Fuzzy search for typo tolerance on a free OpenSearch cluster - Charlie Hull

Fat fingers, cats on the keyboard and simply bad spelling – all of these can lead to search queries that don’t match anything in your index. To keep your users happy you need to cope with whatever they type and to try and figure out what they actually mean. I’ll show you below how to use fuzzy search techniques in OpenSearch to broaden the list of potential matches, how this works under the hood in Lucene – and when fuzzy search can go wrong! You’ll learn some neat tricks for protecting data that should never be fuzzified and how to test and measure your new improved query structures.

To demonstrate this I’m going to use the free OpenSearch tier recently launched by Aiven – this provides 4GB RAM, 20GB disk storage and the full set of OpenSearch functionality, including Dashboards. This is a great sandbox for your OpenSearch projects – it’s even big enough for experimenting with vector search – and it won’t charge you anything until you choose to upgrade.

After signing up all I have to do is select the free tier option, which gives me an Aiven Console page, and then wait for it to finish ‘Building’. Note the connection information provided: we’ll need some of this below.

Creating some sample data

To create my searchable index I’m using an OpenSear c h demo project provided by the Aiven team – this uses a recipe dataset from Kaggle.

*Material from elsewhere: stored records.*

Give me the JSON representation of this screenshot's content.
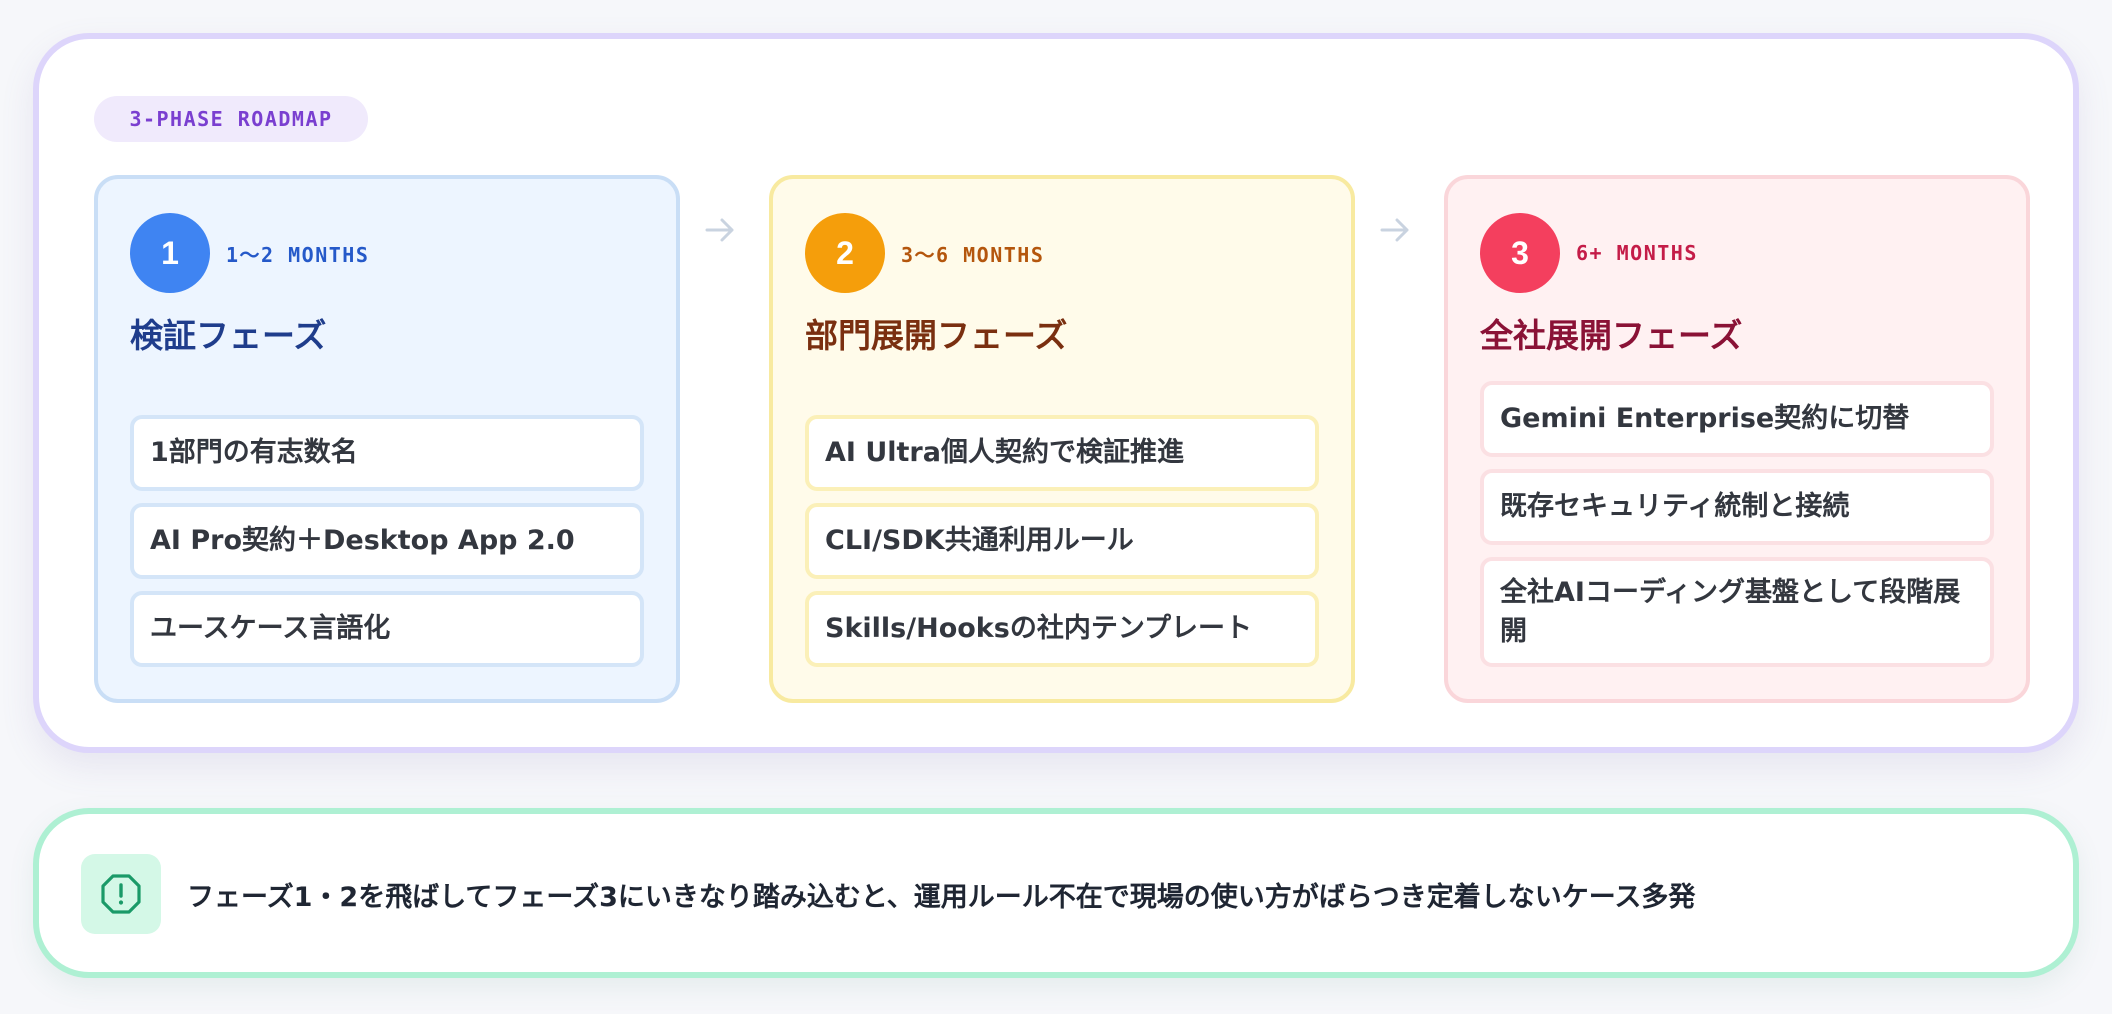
{
  "badge": "3-PHASE ROADMAP",
  "phases": [
    {
      "number": "1",
      "duration": "1〜2 MONTHS",
      "title": "検証フェーズ",
      "items": [
        "1部門の有志数名",
        "AI Pro契約＋Desktop App 2.0",
        "ユースケース言語化"
      ]
    },
    {
      "number": "2",
      "duration": "3〜6 MONTHS",
      "title": "部門展開フェーズ",
      "items": [
        "AI Ultra個人契約で検証推進",
        "CLI/SDK共通利用ルール",
        "Skills/Hooksの社内テンプレート"
      ]
    },
    {
      "number": "3",
      "duration": "6+ MONTHS",
      "title": "全社展開フェーズ",
      "items": [
        "Gemini Enterprise契約に切替",
        "既存セキュリティ統制と接続",
        "全社AIコーディング基盤として段階展開"
      ]
    }
  ],
  "warning": {
    "icon": "alert-circle-icon",
    "text": "フェーズ1・2を飛ばしてフェーズ3にいきなり踏み込むと、運用ルール不在で現場の使い方がばらつき定着しないケース多発"
  },
  "colors": {
    "phase1_accent": "#3f84f2",
    "phase2_accent": "#f59e0b",
    "phase3_accent": "#f43f5e",
    "roadmap_border": "#ddd5fb",
    "warning_border": "#aef0d3",
    "warning_icon": "#1a9a68"
  }
}
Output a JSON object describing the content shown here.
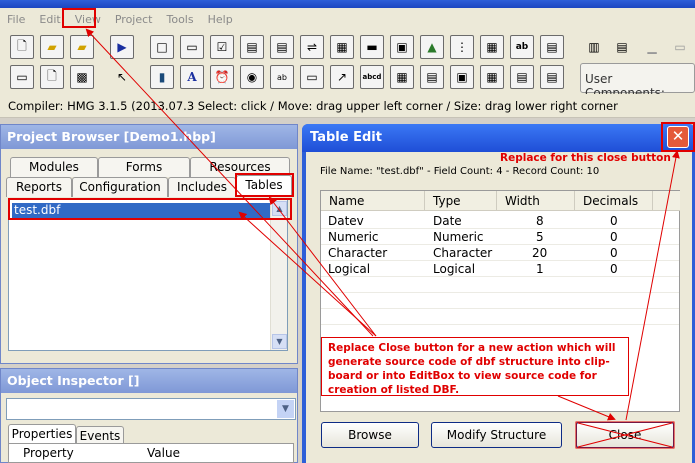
{
  "menu": [
    "File",
    "Edit",
    "View",
    "Project",
    "Tools",
    "Help"
  ],
  "toolbar": {
    "row1": [
      "new-file-icon",
      "open-folder-icon",
      "new-folder-icon",
      "run-icon",
      "frame-icon",
      "button-icon",
      "checkbox-icon",
      "editbox-icon",
      "listbox-icon",
      "combo-icon",
      "grid-icon",
      "progress-icon",
      "image-box-icon",
      "picture-icon",
      "tree-icon",
      "datepicker-icon",
      "label-ab-icon",
      "richedit-icon",
      "toolbar-icon",
      "menu-icon",
      "align-icon",
      "timer-extra-icon"
    ],
    "row2": [
      "window-icon",
      "page-icon",
      "browse-icon",
      "activex-icon",
      "label-a-icon",
      "timer-icon",
      "radio-icon",
      "textbox-icon",
      "calendar-icon",
      "hyperlink-icon",
      "report-icon",
      "spreadsheet-icon",
      "tab-icon",
      "playback-icon",
      "animate-icon"
    ],
    "user_components_label": "User Components:"
  },
  "status": "Compiler: HMG 3.1.5 (2013.07.3   Select: click / Move: drag upper left corner / Size: drag lower right corner",
  "project_browser": {
    "title": "Project Browser [Demo1.hbp]",
    "tabs_row1": [
      "Modules",
      "Forms",
      "Resources"
    ],
    "tabs_row2": [
      "Reports",
      "Configuration",
      "Includes",
      "Tables"
    ],
    "tables": [
      "test.dbf"
    ]
  },
  "object_inspector": {
    "title": "Object Inspector []",
    "tabs": [
      "Properties",
      "Events"
    ],
    "columns": [
      "Property",
      "Value"
    ]
  },
  "table_edit": {
    "title": "Table Edit",
    "close_glyph": "✕",
    "file_info": "File Name: \"test.dbf\"  -  Field Count: 4  -  Record Count: 10",
    "columns": [
      "Name",
      "Type",
      "Width",
      "Decimals"
    ],
    "rows": [
      [
        "Datev",
        "Date",
        "8",
        "0"
      ],
      [
        "Numeric",
        "Numeric",
        "5",
        "0"
      ],
      [
        "Character",
        "Character",
        "20",
        "0"
      ],
      [
        "Logical",
        "Logical",
        "1",
        "0"
      ]
    ],
    "buttons": {
      "browse": "Browse",
      "modify": "Modify Structure",
      "close": "Close"
    }
  },
  "annotations": {
    "close_note": "Replace for this close button",
    "action_note": "Replace Close button for a new action which will generate source code of dbf structure into clip-board or into EditBox to view source code for creation of listed DBF.",
    "color": "#e00000"
  }
}
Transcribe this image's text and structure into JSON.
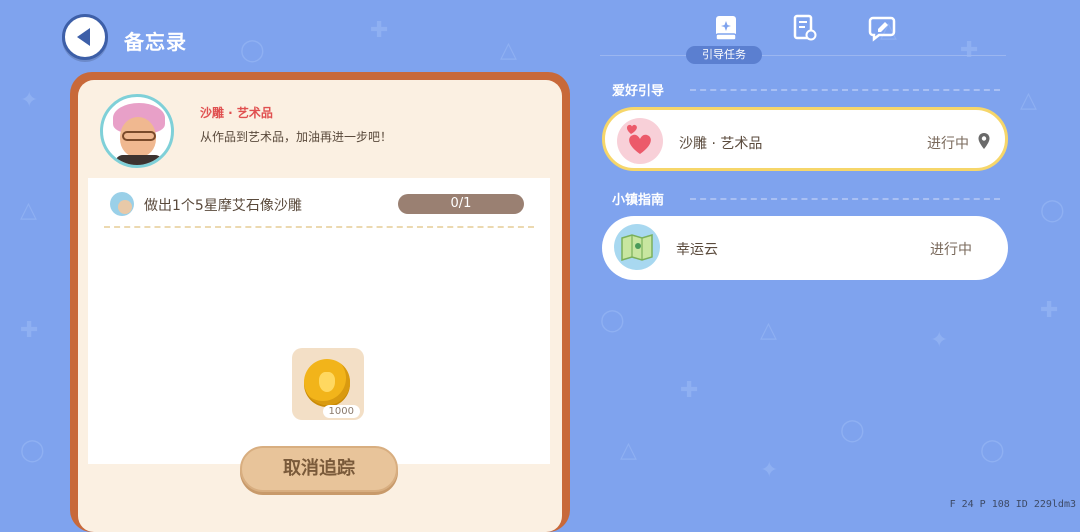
{
  "header": {
    "title": "备忘录"
  },
  "task_card": {
    "name": "沙雕 · 艺术品",
    "description": "从作品到艺术品，加油再进一步吧！",
    "objective": "做出1个5星摩艾石像沙雕",
    "progress_text": "0/1",
    "reward_count": "1000",
    "cancel_label": "取消追踪"
  },
  "tabs": {
    "active_label": "引导任务",
    "icons": [
      "book-icon",
      "document-icon",
      "chat-pencil-icon"
    ]
  },
  "sections": [
    {
      "title": "爱好引导",
      "items": [
        {
          "name": "沙雕 · 艺术品",
          "status": "进行中",
          "selected": true
        }
      ]
    },
    {
      "title": "小镇指南",
      "items": [
        {
          "name": "幸运云",
          "status": "进行中",
          "selected": false
        }
      ]
    }
  ],
  "footer": {
    "stats": "F 24   P 108   ID 229ldm3"
  },
  "colors": {
    "background": "#7fa3ee",
    "card_border": "#c8693a",
    "accent_red": "#e05050",
    "selected_border": "#f6d66a"
  }
}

I’m going to change things around a bit however and use a different dataset from the e-commerce domain. The steps to follow are:

Install Python 3.7+
Run through the steps on the demo project page to get everything set up, but you only need to go as far as setting up a connection to your free OpenSearch instance.
Download this sports equipment dataset from Kaggle, extract the file Sports_ECommerce_Products_Data.csv and put it in the same folder as the demo project
There are a lot of products in this dataset – we won’t index them all, to save time
Modify the provided index.py to read this new data format as follows, by changing the load_data function to the following:

def load_data():
    """Send multiple data to an OpenSearch client."""
    id=1
    with open('Sports_ECommerce_Products_Data.csv', newline='') as csvfile:
        linereader = csv.reader(csvfile, delimiter=',', quotechar='\"')
        for row in linereader:
           # print(row)
            document = '{\"title\" : \"' + row[4] + '\",' + \
                       '\"description\" :\"' + row[0] + '\",' + \
                       '\"description_fuzzy\" :\"' + row[0] + '\",' + \
                       '\"price\" :' + row[1] + ',' + \
                       '\"discounted_price\" :' + row[2]  + ',' + \
                       '\"discount\" :' + row[3] + '}'
            print(document)
            response = client.index(index= INDEX_NAME, body=document,id=id, refresh=True)
           # print(response)   
            id = id+1   
            if id > 100: break;

(You can see I’ve added a few print statements for debugging, it’s up to you whether you leave them in or comment them out). It’s pretty simple – open the CSV file, read each line, create an OpenSearch document and use the client.index function to send it off to OpenSearch. Once we’ve got 100 items we stop. Note the description_fuzzy field, which we’ll need later.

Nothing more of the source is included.